Chez nous, Den Harrow, beau gosse de façade, avait connu successivement trois gros tubes : Future Brain, Bad Boys et Charleston, avant de se voir priver de Top 50. Il disparut totalement de l’attention du public hexagonal avec Valerie Dore, Ken Laszlo, et autres étoiles filantes de la botte italienne quand seule Sabrina parvenait tardivement à se distinguer dans nos classements, et encore avec trois 45 tours.

Mais l’Allemagne, énorme marché et véritable fer de lance de la consommation en matière d’Italo Disco (ils étaient également fans de Brigitte Nielsen et David Hasselhoff chanteurs, c’est pour dire), est restée bien plus fidèle à Den Harrow, justifiant l’orgueil – et il en est beaucoup question ici -, des deux Dons of Disco de notre documentaire. Don’t break My Heart, tube à la mélodie crépusculaire, que Tom Hooker se résigna à laisser à Stefano Zandri/Den Harrow à un moment critique de sa carrière en Allemagne, y sera un énorme succès. Le blondinet parviendra encore à tirer son épingle du jeu dans un marché en constante évolution qui s’orientait inévitablement vers la house, la dance et les rythmes hip-hop en 1989, avec un dernier single Holiday Night.
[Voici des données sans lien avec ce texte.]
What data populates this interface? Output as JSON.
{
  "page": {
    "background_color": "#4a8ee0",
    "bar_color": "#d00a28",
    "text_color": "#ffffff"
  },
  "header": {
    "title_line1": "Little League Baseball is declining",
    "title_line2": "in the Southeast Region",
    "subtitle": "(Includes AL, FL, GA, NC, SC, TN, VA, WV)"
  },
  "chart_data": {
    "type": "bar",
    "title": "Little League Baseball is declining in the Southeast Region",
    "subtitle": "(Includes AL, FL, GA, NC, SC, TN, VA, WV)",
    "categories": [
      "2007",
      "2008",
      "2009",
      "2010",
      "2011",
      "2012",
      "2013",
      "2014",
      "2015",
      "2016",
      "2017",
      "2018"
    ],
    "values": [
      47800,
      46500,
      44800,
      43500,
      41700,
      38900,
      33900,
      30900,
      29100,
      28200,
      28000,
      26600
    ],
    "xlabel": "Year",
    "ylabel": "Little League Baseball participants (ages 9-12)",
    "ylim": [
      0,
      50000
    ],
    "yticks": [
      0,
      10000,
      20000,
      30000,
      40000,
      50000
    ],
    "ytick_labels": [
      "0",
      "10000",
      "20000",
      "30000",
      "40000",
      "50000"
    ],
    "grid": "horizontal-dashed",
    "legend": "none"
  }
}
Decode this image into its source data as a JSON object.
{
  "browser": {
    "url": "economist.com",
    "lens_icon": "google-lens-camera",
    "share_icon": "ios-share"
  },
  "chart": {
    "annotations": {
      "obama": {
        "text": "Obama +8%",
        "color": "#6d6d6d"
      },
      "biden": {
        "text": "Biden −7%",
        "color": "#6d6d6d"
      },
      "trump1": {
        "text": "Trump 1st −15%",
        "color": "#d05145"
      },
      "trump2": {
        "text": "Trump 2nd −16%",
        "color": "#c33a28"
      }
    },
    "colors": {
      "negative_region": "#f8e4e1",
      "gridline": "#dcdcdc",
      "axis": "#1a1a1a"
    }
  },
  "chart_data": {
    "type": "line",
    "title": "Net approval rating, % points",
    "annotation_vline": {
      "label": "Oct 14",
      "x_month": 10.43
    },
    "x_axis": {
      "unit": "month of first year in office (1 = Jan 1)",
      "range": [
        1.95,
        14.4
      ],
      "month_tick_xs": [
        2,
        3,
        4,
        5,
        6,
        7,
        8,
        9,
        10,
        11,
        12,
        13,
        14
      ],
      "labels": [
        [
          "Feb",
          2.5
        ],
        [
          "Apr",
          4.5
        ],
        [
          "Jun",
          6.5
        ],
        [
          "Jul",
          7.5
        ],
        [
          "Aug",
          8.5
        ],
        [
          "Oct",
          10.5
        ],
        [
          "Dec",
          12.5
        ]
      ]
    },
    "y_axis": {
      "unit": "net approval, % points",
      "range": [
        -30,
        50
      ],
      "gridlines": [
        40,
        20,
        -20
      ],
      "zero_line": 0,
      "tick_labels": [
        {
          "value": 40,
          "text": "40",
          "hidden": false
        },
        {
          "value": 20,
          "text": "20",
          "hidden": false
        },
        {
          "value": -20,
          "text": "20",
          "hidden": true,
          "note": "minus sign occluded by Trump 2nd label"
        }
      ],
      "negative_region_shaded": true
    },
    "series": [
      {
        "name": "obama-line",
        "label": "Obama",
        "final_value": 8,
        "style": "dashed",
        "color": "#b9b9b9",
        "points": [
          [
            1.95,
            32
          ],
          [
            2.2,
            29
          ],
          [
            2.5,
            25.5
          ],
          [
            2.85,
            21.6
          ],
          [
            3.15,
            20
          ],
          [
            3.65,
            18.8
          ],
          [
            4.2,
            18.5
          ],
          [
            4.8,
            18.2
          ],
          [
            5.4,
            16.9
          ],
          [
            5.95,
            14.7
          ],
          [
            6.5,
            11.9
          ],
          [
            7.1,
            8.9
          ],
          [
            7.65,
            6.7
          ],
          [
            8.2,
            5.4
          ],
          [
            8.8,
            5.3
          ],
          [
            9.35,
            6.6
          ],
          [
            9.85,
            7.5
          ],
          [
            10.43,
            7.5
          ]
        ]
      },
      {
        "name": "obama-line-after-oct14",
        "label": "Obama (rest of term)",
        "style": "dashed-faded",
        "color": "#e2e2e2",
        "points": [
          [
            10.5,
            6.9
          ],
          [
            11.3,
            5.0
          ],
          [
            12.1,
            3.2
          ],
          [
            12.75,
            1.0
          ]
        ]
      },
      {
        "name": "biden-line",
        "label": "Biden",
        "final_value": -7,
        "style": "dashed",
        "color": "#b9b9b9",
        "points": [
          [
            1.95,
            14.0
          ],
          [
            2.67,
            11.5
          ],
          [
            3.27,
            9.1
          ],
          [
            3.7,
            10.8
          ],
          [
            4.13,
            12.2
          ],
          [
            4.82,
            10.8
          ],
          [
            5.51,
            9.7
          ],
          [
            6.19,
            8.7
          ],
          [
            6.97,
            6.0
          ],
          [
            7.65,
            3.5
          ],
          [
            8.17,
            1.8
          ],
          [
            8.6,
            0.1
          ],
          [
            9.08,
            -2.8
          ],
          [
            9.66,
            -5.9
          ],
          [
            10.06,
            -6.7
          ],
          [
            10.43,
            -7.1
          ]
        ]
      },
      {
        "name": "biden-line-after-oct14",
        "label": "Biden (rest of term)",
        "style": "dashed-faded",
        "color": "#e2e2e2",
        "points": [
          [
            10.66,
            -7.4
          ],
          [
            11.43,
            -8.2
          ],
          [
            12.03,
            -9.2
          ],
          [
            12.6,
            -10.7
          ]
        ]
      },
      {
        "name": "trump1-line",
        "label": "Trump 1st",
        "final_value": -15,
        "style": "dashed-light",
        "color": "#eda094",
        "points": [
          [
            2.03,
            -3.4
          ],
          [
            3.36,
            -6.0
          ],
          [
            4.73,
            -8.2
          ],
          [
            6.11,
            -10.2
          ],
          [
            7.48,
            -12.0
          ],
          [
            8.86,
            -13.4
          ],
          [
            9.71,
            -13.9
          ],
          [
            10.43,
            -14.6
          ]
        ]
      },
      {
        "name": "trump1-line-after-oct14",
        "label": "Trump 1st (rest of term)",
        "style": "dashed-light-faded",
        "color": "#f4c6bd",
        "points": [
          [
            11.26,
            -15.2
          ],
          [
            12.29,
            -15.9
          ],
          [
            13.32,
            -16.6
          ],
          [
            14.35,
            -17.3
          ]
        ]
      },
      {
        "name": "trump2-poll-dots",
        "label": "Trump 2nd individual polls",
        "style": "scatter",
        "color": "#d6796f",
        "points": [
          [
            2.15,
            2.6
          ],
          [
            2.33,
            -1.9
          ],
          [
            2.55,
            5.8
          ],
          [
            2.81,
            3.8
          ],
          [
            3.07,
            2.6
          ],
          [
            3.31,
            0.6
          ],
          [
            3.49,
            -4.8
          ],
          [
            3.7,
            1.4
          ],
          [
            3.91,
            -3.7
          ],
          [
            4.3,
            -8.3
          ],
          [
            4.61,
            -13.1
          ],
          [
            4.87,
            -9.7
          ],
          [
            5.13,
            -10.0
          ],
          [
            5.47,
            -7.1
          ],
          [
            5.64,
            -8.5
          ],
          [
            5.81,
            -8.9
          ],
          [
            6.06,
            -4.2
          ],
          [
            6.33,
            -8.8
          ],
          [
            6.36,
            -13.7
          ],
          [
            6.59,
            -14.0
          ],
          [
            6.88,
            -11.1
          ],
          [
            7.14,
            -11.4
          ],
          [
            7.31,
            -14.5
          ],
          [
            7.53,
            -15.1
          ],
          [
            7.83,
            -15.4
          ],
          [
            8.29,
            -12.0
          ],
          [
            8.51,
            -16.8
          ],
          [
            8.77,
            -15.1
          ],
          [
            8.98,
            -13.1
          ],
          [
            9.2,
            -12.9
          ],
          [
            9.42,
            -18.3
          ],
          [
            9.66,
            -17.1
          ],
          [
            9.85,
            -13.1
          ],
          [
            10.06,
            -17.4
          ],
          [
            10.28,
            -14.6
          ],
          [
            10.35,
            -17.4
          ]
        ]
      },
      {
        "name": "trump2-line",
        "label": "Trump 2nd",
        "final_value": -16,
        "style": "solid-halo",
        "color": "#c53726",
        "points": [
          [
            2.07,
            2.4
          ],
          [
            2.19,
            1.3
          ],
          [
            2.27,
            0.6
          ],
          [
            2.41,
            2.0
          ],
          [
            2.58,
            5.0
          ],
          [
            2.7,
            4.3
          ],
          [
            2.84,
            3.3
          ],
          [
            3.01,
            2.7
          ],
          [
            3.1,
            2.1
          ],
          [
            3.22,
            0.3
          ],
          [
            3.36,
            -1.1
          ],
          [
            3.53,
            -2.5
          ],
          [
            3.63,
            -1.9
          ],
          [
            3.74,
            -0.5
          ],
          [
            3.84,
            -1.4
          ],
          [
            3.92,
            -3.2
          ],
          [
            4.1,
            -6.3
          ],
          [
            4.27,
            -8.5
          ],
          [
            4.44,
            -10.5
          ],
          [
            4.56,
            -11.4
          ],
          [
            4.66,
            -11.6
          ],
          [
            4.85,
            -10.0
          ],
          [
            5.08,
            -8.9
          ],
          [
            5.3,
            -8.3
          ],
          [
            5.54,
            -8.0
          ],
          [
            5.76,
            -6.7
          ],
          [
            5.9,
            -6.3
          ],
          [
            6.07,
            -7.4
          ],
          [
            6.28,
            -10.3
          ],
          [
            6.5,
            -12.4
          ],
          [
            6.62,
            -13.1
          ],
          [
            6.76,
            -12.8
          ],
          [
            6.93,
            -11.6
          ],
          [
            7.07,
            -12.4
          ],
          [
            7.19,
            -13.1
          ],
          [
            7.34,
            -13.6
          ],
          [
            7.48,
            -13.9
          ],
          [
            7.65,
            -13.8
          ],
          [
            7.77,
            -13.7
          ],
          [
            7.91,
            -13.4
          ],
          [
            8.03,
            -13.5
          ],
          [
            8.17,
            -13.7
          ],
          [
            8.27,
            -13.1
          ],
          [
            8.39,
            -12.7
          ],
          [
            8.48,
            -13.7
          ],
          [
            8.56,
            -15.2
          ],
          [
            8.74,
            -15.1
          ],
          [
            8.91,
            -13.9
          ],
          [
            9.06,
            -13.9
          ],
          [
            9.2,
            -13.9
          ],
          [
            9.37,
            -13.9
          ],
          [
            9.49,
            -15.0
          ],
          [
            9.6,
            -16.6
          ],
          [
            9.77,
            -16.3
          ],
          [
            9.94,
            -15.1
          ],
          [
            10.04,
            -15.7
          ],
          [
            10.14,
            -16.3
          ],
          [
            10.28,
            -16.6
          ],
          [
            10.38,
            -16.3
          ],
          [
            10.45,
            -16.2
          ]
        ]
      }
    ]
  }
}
Dons of Disco : orgueil et rancœur

Et c’est cela qui va devenir passionnant dans le film de Jonathan Sutak : l’orgueil déplacé, la rancœur tenace, l’amertume piquante et la haine viscérale que les deux hommes forcément sur le déclin vont se vouer à travers les décennies. Plus d’un côté que de l’autre d’ailleurs. Le cinéaste qui va là où personne n’avait vraiment pu aller jusqu’alors, dans les deux camps en l’occurrence, joue lui-même avec les intervenants de son film du réel. Les uns croyaient qu’il s’agissait d’un film sur Tom Hooker, les autres s’imaginaient peut-être un métrage sur Stefano Zandri donc Den Harrow. Mais Sutak est malin et préfère aller à la confrontation des points de vues heurtés, aux destins diamétralement opposés, pour laisser finalement le spectateur décider le camp dans lequel il se situe dans cette guerre à tranchées ouvertes, déclarée par Hooker (ce nom ne s’invente pas, surtout dans ce contexte de contrat à bon marché, mais juteux). Celui-ci a rompu tacitement le contrat d’anonymat pour tenir une conférence de presse en ligne, en 2016, pour signifier à la Terre entière, en gros aux Italiens et aux seuls fans survivants de l’artiste, qu’il était le talent qui composait et chantait derrière la belle gueule de Stefano Zandri et que donc la voix est plus importante qu’une coquille vide.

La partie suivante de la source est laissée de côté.